Photo courtesy of NPS/Sandy Groves
Explore Mesa Verde Country
In the far southwestern corner of Colorado, Mesa Verde Country has been home to Indigenous cultures for millennia. The Ancestral Pueblo people inhabited the region for at least 700 years, from 600 to 1300 CE, and left behind petroglyphs, artifacts and cliff dwellings.
Mesa Verde National Park protects 5,000 archaeological sites and is open year-round, conditions permitting. Though ranger tours don’t run during the colder months, many overlooks and trails remain open to self-guided visitors.
For a deep dive into the area’s cultures, head to nearby Ute Mountain Ute Tribal Park, where tribal members lead both mellow and adventurous hikes to archaeological sites on the reservation.
Photo courtesy of Edoardo Rossi (Dunton Destinations)
Cozy up in hot springs
After days of adventuring, there’s no better way to unwind than by slipping into a steaming pool of spring-fed water.
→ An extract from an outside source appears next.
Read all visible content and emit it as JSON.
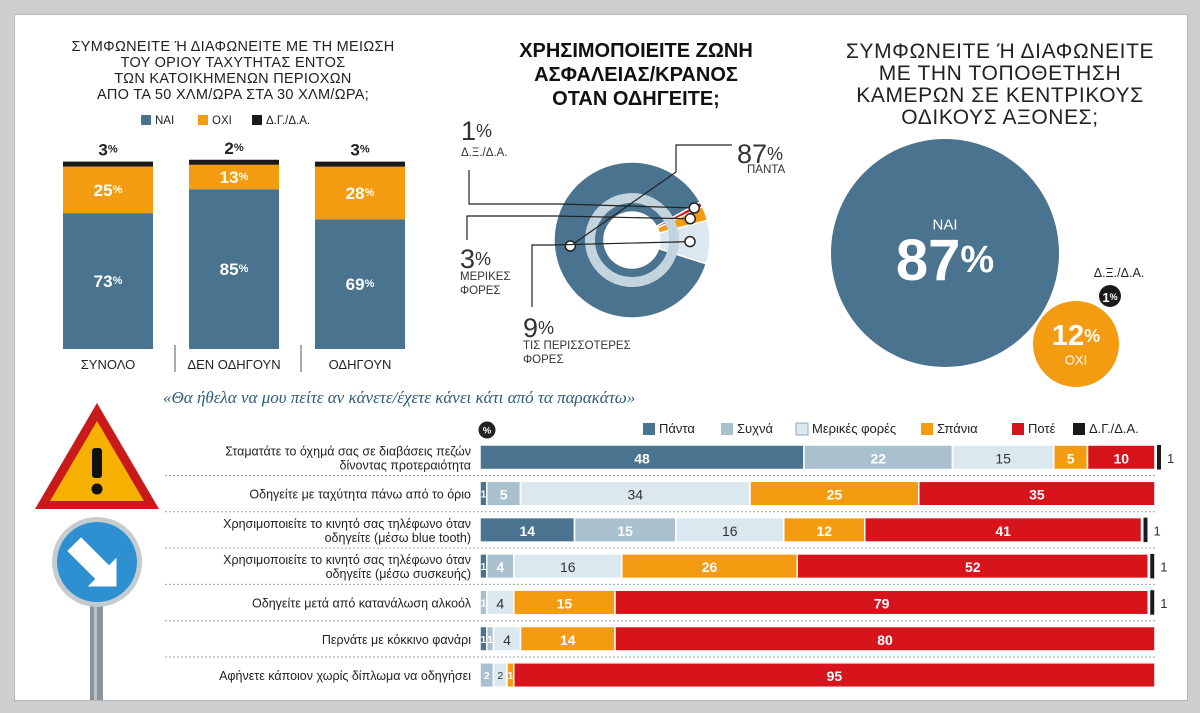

Fortunately, Colorado is teeming with hot springs. Relax among the aspens at Strawberry Park or play in the world’s largest hot springs pool at Glenwood Hot Springs.
For a more remote experience, head south. Ghost town-turned-luxury resort Dunton Hot Springs offers six ways to experience the waters, from an outdoor soak at the source to a restored 19th-century bathhouse.